By the time the last portion of land was surrendered to the Crown in 1841, only a small portion of land remained for the Six Nations people to live upon. Some of the land had been sold to make way for the town of Brantford. Some was taken by the Crown. Much of the money the Six Nations were to receive through land sales and leases failed to reach its people, with allegations surfacing that the funds were misappropriated by the Crown and her representatives.

Today, more than 200 years after the original Grand River land was granted to Brant and his followers, the people of Six Nations are still trying to determine exactly how their lands were squandered and where the profits Brant had envisioned ended up.

Brant died on Nov. 24, 1807 in his home on the shores of Lake Ontario, a site which is now home to the Joseph Brant Museum in Burlington.

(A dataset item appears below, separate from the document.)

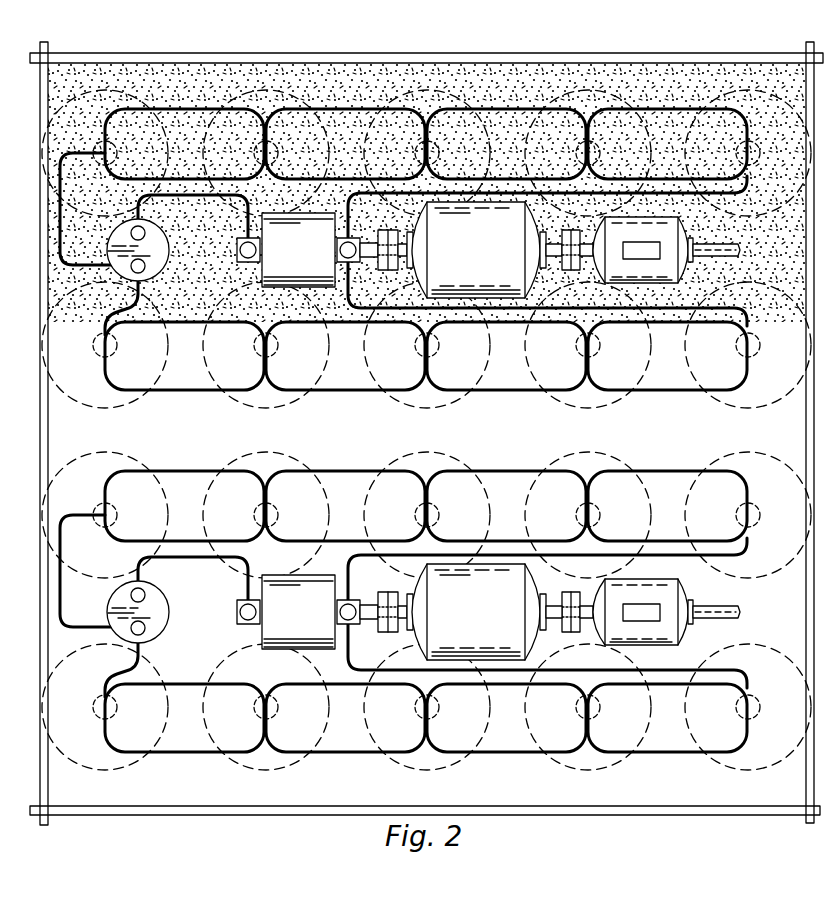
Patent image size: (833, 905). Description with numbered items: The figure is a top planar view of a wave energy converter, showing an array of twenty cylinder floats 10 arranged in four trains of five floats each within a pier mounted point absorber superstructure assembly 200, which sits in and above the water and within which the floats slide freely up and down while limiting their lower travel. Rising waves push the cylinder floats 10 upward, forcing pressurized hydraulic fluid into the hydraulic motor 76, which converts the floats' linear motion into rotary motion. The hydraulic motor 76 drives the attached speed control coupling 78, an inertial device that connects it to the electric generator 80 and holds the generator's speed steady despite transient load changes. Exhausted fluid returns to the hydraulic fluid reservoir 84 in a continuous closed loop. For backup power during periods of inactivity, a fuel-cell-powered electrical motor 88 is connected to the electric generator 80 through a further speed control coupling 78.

History paints several different portraits of Joseph Brant. Was he an impressive leader who dedicated his life to the betterment of his people? Was he a man in quest of power and prestige whose lapses in judgment brought hardship upon the members of the Iroquois Confederacy? Or was he both?

However you chose to view him, there is one fact that cannot be denied—the choices made by Thayendaneagea reverberated throughout the Six Nations, and the echoes are still being felt today.